Şaşırtan bir biçimde Fransa’nın yolladığı kaşifler aslında bu ihtimale karşı ikazda bulunmuşlar lakin Fransa, batan adanın egemenliği tezinde ısrar etmişti.

Düşler adasının peşinde

Akdeniz’de stratejik bir üs sahibi olma düşü her üç ülke için de hayal kırıklığıyla sonuçlanmış olabilir fakat kısa ömürlü ada, bu biçimdedan bu yana Jules Verne dahil kaç müellife ilham kaynağı oldu.

Sicilya’da, Enna’daki Kore Üniversitesi İtalyan edebiyatı kısmından Profesör Salvatore Ferlita “Jules Verne, adanın öyküsünü biliyordu zira bu o senelerda Fransa’daki jeologlar içinde çok güzel bilinen bir olaydı” diyor.

Verne, Kaptan Grant’ın Çocukları ve çabucak sonrasında Kaptan Antifer’in Olağanüstü Maceraları’nda bu adadan bahseder.

Ferlita’ya bakılırsa, JM Barrie’nin ünlü kahramanı Peter Pan’ın yaşadığı Neverland yani Düşler Ülkesi bile bu adadan esinlenmiş olabilir.

Ada, mitoloji ve efsane ortası bir yerde, kaybolmuş bulunmasına karşın, ve tahminen de tam bu yüzden insanlığın hayal dünyasındaki yerini hiç kaybetmedi ve ortadan geçen iki yüzyıl boyunca bölgedeki volkanik hareketliliğin sürmesi sebebiyle bir gün bir daha birebir yerde belirebileceği umutları da hiçbir vakit yok olmadı.

Bu mevzuda ilgili en değişik gelişmelerden biri 1968 yılında yaşandı.

Bölgede yaşanan bir sarsıntıdan daha sonra, kayıp adanın bulunduğu mevkide deniz sularında kaynama belirtileri görüldü. bu biçimde 1831’deki olayların yenidenlanabileceğini düşünenler oldu.

Ancak bu sefer Sicilyalılar adanın egemenliğini diğerine bırakamazdı.

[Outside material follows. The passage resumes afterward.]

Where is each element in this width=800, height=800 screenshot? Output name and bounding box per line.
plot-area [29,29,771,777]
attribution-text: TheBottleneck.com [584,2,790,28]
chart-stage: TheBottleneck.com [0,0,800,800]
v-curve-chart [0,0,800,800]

Palermo Üniversitesinden tarihçi Nino Blando bu yüzden Sicilyalıların adanın kalıntıları üzerine taştan bir yazıt koyduklarını anlatıyor. Bu taşta “Bir vakit içinder Ferdinandea adası olan bu toprak modülü, Sicilya halkına aitti ve sürekli da ona ilişkin olacaktır” yazıyor.

Getty Images

Etna Gözlemevinden Danilo Cavallaro ve çalışma arkadaşları yakınlarda Sicilya Boğazı’nın deniz yatağındaki volkanik alanın haritasını çıkardılar.

Manzaralar içinde 20 bin yıllık eski bir konik volkanik kayanın yanında, kayıp adanın kalıntıları da var. Bugün Ferdinandea adasının en yüksek noktası deniz yüzeyinin 9 metre altında, deniz yatağından ise 137 metre yükseklikte.

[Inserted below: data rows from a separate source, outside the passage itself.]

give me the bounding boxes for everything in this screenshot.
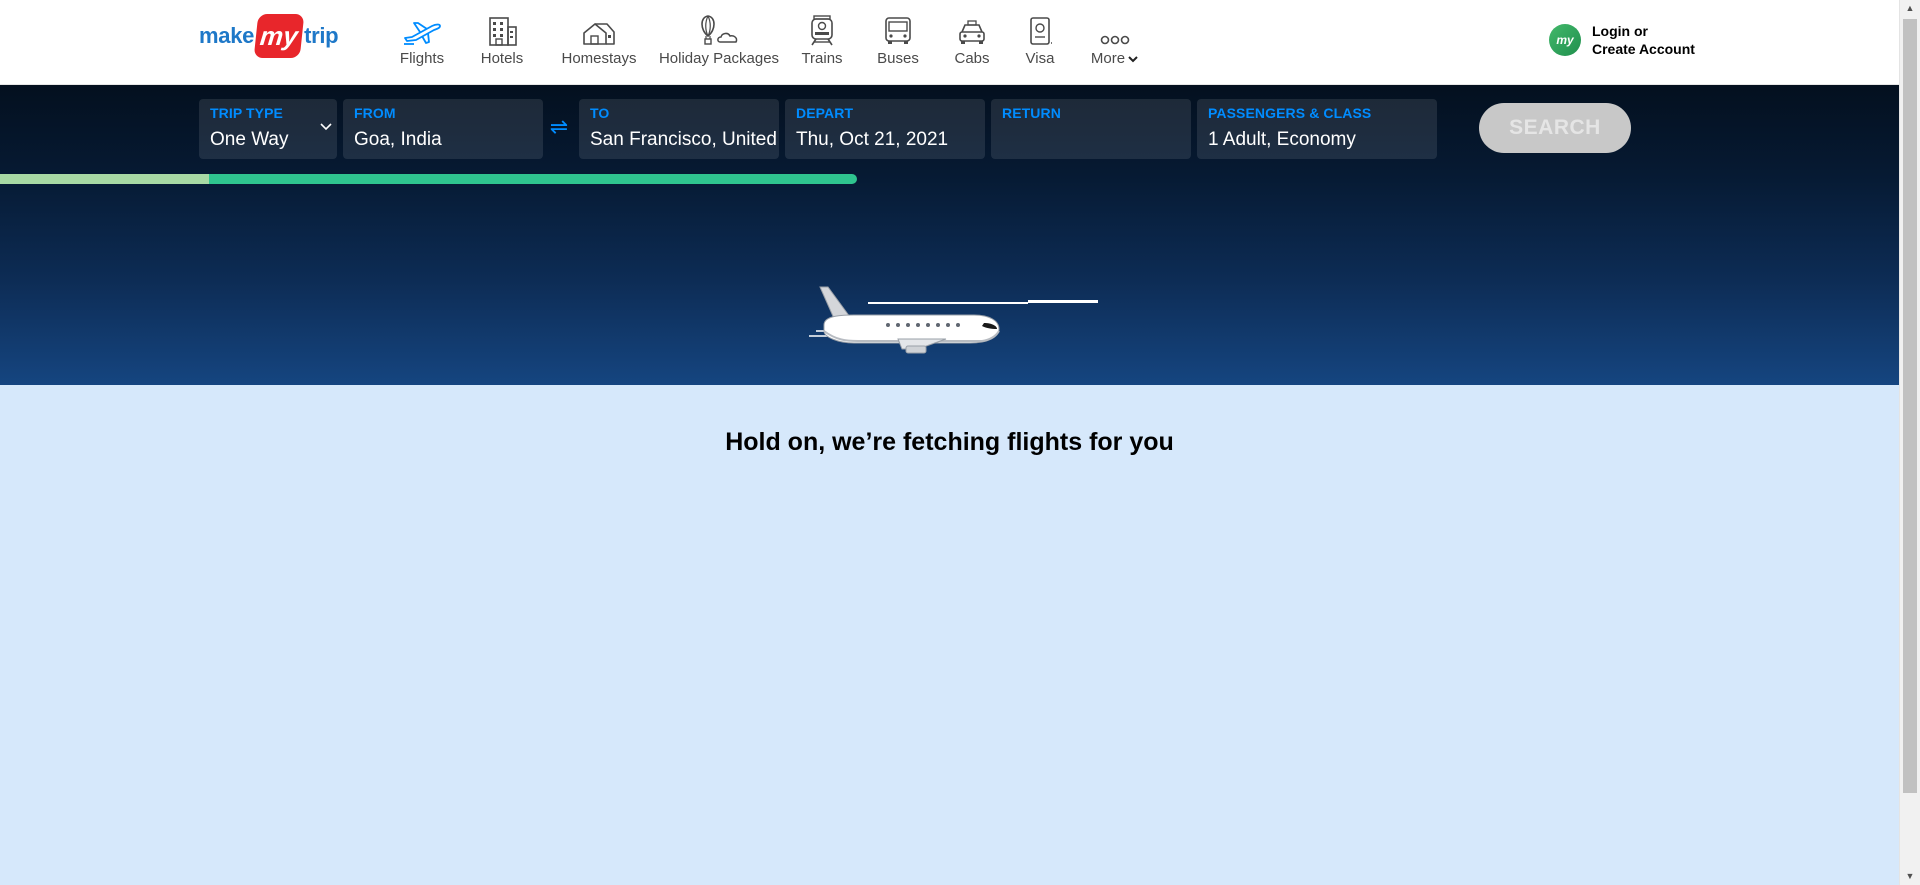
loading-progress-bar (0, 174, 857, 184)
trip-type-value: One Way (210, 129, 289, 150)
scroll-up-icon[interactable]: ▲ (1900, 0, 1920, 17)
avatar: my (1549, 24, 1581, 56)
nav-label: Buses (877, 50, 919, 67)
nav-label: Trains (801, 50, 843, 67)
passengers-class-label: PASSENGERS & CLASS (1208, 105, 1372, 121)
passengers-class-field[interactable]: PASSENGERS & CLASS 1 Adult, Economy (1197, 99, 1437, 159)
more-dots-icon (1100, 35, 1130, 45)
chevron-down-icon (1128, 55, 1138, 62)
nav-label: Hotels (480, 50, 524, 67)
from-label: FROM (354, 105, 396, 121)
search-widget-band: TRIP TYPE One Way FROM Goa, India ⇌ TO S… (0, 85, 1899, 385)
top-header: make my trip Flights Hotels Homestays Ho… (0, 0, 1899, 85)
chevron-down-icon (319, 119, 333, 135)
nav-label: Cabs (954, 50, 990, 67)
nav-item-trains[interactable]: Trains (800, 12, 844, 72)
scroll-down-icon[interactable]: ▼ (1900, 868, 1920, 885)
nav-item-hotels[interactable]: Hotels (480, 12, 524, 72)
airplane-icon (404, 22, 441, 45)
from-value: Goa, India (354, 129, 442, 150)
train-icon (811, 15, 833, 46)
fetching-flights-message: Hold on, we’re fetching flights for you (725, 428, 1174, 456)
trip-type-field[interactable]: TRIP TYPE One Way (199, 99, 337, 159)
nav-label: Holiday Packages (658, 50, 780, 67)
swap-cities-icon[interactable]: ⇌ (549, 115, 569, 139)
to-value: San Francisco, United States (590, 129, 779, 150)
passengers-class-value: 1 Adult, Economy (1208, 129, 1356, 150)
flying-airplane-illustration (809, 286, 1098, 354)
search-button[interactable]: SEARCH (1479, 103, 1631, 153)
nav-label: Flights (399, 50, 445, 67)
nav-item-visa[interactable]: Visa (1018, 12, 1062, 72)
logo-my-badge: my (253, 14, 305, 58)
page-scrollbar[interactable]: ▲ ▼ (1899, 0, 1920, 885)
nav-label: Homestays (561, 50, 637, 67)
logo-make-text: make (199, 23, 255, 48)
house-icon (583, 23, 615, 45)
scrollbar-thumb[interactable] (1903, 19, 1917, 793)
nav-item-flights[interactable]: Flights (398, 12, 446, 72)
return-label: RETURN (1002, 105, 1061, 121)
passport-icon (1030, 17, 1052, 45)
to-field[interactable]: TO San Francisco, United States (579, 99, 779, 159)
bus-icon (885, 17, 911, 44)
nav-item-more[interactable]: More (1088, 12, 1142, 72)
nav-item-homestays[interactable]: Homestays (561, 12, 637, 72)
car-icon (959, 20, 985, 44)
building-icon (489, 17, 517, 46)
progress-completed-segment (0, 174, 210, 184)
depart-label: DEPART (796, 105, 854, 121)
nav-item-buses[interactable]: Buses (876, 12, 920, 72)
depart-value: Thu, Oct 21, 2021 (796, 129, 949, 150)
login-create-account[interactable]: my Login or Create Account (1549, 22, 1695, 58)
from-field[interactable]: FROM Goa, India (343, 99, 543, 159)
nav-item-cabs[interactable]: Cabs (950, 12, 994, 72)
to-label: TO (590, 105, 610, 121)
login-text: Login or (1592, 23, 1648, 39)
nav-label: More (1090, 50, 1126, 67)
return-field[interactable]: RETURN (991, 99, 1191, 159)
hot-air-balloon-icon (701, 15, 738, 45)
nav-more-label: More (1091, 50, 1139, 67)
makemytrip-logo[interactable]: make my trip (199, 14, 339, 58)
depart-field[interactable]: DEPART Thu, Oct 21, 2021 (785, 99, 985, 159)
nav-label: Visa (1025, 50, 1055, 67)
account-text: Login or Create Account (1592, 22, 1695, 58)
trip-type-label: TRIP TYPE (210, 105, 283, 121)
nav-item-holiday-packages[interactable]: Holiday Packages (658, 12, 780, 72)
logo-trip-text: trip (304, 23, 339, 48)
create-account-text: Create Account (1592, 41, 1695, 57)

Cavallaro, adanın şimdi harika bir koni olduğunu ve doruğun de ortada oduğunu anlatıyor. Bu da magmanın birinci fışkırdığı nokta. Bugün burası mercan kayalıkları ve pek epey balık çeşidine konut sahipliği yapıyor.



Alessia Franco tarih, kültür, toplumsal olaylar, öyküler ve beşerler üstündeki tesirleriyle ilgilenen bir gazeteci.

David Robson fikir, karar verme ve öğrenme süreçlerini inceleyen The Intelligence Trap: Why Smart People Make Dumb Mistakes (Zeka Tuzağı: neden Zeki Beşerler Aptalca Kusurlar Yapar) isimli kitabın müellifi.